I realized this morning that, contrary to yesterday's post, it is not really Joel that is inflexible. It's me. I've created this elaborate set of rituals and schedules, partly to keep myself afloat with the whole two kids business. So, when things are even slightly off--as is the case when we travel---I get as tightly wound as a trampoline coil. Yes, Joel does sleep better at home. But, he's fine. Delighted, even. I'm the one that gets uptight.
I remember reading an essay from Sarah Vowell. She talked about how her gunsmith father traveled to her apartment in Manhattan for Thanksgiving. She saw him fidget with his hands throughout the weekend, and she could not figure out what her father was doing. She realized, just hours before he left, that he was unconsciously "working" in his shop. His fingers were spelling out what he was unable to do with words: he was uncomfortable, out of his element, out of sorts, even through he loved his daughter.
My dad does the same thing. Our house is crowded, full of bizarre habits and rituals all involving the children and their needs. He does his best, and I know he loves us dearly. But, oh, does he light up when he gets a call on his cell phone from his friend, Dan. Dan is the site coordinator for the Habitat for Humanity branch in Dad's hometown. My dad has taken on Habitat as his "retirement job." In addition to working in the office one day a week, my dad is a regular at the building site, and he pours a lot of sweat and heart into each house.
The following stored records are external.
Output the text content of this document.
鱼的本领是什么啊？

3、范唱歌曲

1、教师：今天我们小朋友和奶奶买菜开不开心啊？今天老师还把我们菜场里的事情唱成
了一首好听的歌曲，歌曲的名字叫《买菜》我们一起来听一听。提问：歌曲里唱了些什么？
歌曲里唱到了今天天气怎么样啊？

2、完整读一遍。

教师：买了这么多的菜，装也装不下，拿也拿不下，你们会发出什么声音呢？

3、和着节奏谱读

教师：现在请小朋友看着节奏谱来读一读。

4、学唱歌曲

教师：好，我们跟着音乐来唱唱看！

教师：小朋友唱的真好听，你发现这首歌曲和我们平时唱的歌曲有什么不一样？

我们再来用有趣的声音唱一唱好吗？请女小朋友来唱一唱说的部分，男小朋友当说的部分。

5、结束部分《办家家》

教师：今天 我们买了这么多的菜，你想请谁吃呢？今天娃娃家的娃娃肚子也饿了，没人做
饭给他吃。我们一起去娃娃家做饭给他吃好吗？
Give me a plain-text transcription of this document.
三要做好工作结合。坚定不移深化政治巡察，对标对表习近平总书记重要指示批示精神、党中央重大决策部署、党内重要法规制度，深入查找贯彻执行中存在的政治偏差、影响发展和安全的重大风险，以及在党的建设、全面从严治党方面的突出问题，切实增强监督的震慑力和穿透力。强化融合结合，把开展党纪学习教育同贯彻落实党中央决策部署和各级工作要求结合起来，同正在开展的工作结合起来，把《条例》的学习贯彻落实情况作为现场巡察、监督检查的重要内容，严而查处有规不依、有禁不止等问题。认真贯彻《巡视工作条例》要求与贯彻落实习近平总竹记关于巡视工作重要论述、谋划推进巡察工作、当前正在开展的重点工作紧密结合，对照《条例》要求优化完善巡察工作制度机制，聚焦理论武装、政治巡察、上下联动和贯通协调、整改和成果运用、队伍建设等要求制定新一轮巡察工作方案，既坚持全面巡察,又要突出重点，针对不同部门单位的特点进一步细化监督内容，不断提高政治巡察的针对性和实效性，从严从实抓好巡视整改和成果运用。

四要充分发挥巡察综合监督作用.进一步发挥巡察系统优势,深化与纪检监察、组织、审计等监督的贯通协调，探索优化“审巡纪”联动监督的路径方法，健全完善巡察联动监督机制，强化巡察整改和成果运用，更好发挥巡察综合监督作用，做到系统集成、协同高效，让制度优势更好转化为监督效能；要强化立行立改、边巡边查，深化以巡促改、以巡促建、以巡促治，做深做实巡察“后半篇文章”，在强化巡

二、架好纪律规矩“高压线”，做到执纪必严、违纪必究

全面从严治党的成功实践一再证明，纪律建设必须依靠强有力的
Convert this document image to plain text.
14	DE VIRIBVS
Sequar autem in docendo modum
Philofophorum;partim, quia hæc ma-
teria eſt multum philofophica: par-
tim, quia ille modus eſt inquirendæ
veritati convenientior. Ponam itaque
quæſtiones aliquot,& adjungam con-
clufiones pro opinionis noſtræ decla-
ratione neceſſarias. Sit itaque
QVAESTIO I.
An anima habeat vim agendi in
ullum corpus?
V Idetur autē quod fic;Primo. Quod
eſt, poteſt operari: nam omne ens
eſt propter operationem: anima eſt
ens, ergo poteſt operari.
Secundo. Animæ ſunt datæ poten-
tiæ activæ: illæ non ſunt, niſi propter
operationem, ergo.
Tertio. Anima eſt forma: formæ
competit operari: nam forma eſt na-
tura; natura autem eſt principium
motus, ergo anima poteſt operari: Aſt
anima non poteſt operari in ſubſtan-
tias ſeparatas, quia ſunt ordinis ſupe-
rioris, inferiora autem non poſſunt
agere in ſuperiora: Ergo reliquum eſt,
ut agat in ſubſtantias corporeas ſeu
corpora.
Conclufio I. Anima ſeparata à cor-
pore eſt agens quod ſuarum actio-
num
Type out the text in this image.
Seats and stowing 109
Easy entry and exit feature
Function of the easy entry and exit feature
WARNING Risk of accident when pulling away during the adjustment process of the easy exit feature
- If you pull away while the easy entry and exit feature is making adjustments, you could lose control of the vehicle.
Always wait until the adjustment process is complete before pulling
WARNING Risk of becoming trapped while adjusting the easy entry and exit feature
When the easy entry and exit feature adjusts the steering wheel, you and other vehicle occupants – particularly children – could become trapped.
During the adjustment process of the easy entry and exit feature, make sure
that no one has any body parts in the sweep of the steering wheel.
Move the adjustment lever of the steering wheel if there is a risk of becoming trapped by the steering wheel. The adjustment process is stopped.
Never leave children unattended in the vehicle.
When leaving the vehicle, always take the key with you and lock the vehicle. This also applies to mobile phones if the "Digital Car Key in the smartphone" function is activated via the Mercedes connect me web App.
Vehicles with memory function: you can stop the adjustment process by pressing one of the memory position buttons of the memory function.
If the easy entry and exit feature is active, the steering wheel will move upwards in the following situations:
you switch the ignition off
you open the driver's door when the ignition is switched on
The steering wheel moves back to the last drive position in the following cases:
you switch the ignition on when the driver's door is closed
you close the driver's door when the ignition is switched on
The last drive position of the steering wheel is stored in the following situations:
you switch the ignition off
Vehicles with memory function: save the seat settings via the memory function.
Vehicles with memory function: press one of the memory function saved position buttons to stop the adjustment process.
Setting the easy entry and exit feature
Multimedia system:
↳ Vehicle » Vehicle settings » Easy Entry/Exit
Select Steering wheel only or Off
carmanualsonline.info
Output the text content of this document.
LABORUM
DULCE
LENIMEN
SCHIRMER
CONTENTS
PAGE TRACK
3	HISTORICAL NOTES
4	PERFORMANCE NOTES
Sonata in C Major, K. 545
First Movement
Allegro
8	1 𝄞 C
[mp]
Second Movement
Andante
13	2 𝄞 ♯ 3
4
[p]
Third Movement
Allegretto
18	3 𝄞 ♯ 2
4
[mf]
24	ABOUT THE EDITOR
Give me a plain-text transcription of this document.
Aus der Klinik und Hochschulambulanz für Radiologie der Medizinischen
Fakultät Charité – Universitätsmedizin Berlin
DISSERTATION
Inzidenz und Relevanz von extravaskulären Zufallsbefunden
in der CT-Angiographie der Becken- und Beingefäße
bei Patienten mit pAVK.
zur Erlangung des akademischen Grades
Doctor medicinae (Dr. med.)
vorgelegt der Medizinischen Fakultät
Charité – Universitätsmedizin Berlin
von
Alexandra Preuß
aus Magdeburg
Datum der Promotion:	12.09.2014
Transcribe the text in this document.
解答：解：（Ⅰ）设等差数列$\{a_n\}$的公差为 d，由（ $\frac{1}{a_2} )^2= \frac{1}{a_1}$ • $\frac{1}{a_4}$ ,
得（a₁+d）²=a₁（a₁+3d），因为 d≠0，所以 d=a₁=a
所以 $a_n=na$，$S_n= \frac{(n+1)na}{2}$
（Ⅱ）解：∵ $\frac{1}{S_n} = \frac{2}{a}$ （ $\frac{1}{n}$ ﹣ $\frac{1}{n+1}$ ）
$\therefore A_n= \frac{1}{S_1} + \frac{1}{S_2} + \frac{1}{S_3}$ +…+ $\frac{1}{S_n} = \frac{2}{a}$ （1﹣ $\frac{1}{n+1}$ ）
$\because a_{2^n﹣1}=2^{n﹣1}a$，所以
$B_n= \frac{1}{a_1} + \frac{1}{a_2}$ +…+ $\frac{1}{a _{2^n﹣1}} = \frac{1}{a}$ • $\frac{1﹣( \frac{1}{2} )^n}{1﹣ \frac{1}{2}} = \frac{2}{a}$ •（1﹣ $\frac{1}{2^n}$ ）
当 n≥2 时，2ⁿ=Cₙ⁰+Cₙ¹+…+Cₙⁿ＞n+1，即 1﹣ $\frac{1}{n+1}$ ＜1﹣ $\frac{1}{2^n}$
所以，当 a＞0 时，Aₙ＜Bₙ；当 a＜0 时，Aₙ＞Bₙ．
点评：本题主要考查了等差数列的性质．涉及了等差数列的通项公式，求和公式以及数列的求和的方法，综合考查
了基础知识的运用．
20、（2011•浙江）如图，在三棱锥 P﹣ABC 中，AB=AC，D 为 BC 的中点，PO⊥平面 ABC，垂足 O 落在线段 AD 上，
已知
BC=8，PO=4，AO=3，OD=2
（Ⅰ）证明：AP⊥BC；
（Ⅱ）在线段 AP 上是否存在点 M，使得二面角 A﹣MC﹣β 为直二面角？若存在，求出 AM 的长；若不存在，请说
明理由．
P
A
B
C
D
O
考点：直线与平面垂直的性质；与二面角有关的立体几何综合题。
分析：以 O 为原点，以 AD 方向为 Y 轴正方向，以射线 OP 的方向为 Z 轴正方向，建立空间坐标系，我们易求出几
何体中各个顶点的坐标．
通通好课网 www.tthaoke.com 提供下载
So, when Dan calls, wanting advice or feedback about this or that, my dad visibly relaxes. He's talking with his people about his stuff, and it feels good. He feels like he's in his element.
The hammer doesn't rest far from the toolbox. When I'm home, with my fellow mothers and writers, I feel like myself. I'm the most confident Nancy there is. When I'm away, I'm making my imaginary guns or building my imaginary houses. There's no doubt that I love the people I'm with---and there's no doubt that they love me, too. Yet, there's a piece of the puzzle missing, and I'm only truly complete and comfortable when I'm home.
This will probably change when the boys and I are older, but for now, it is what it is. Perhaps the epiphany of this weekend is that I better understand my father. Like certain types of plants, we bloom best in our own environments, rooted in our own soil.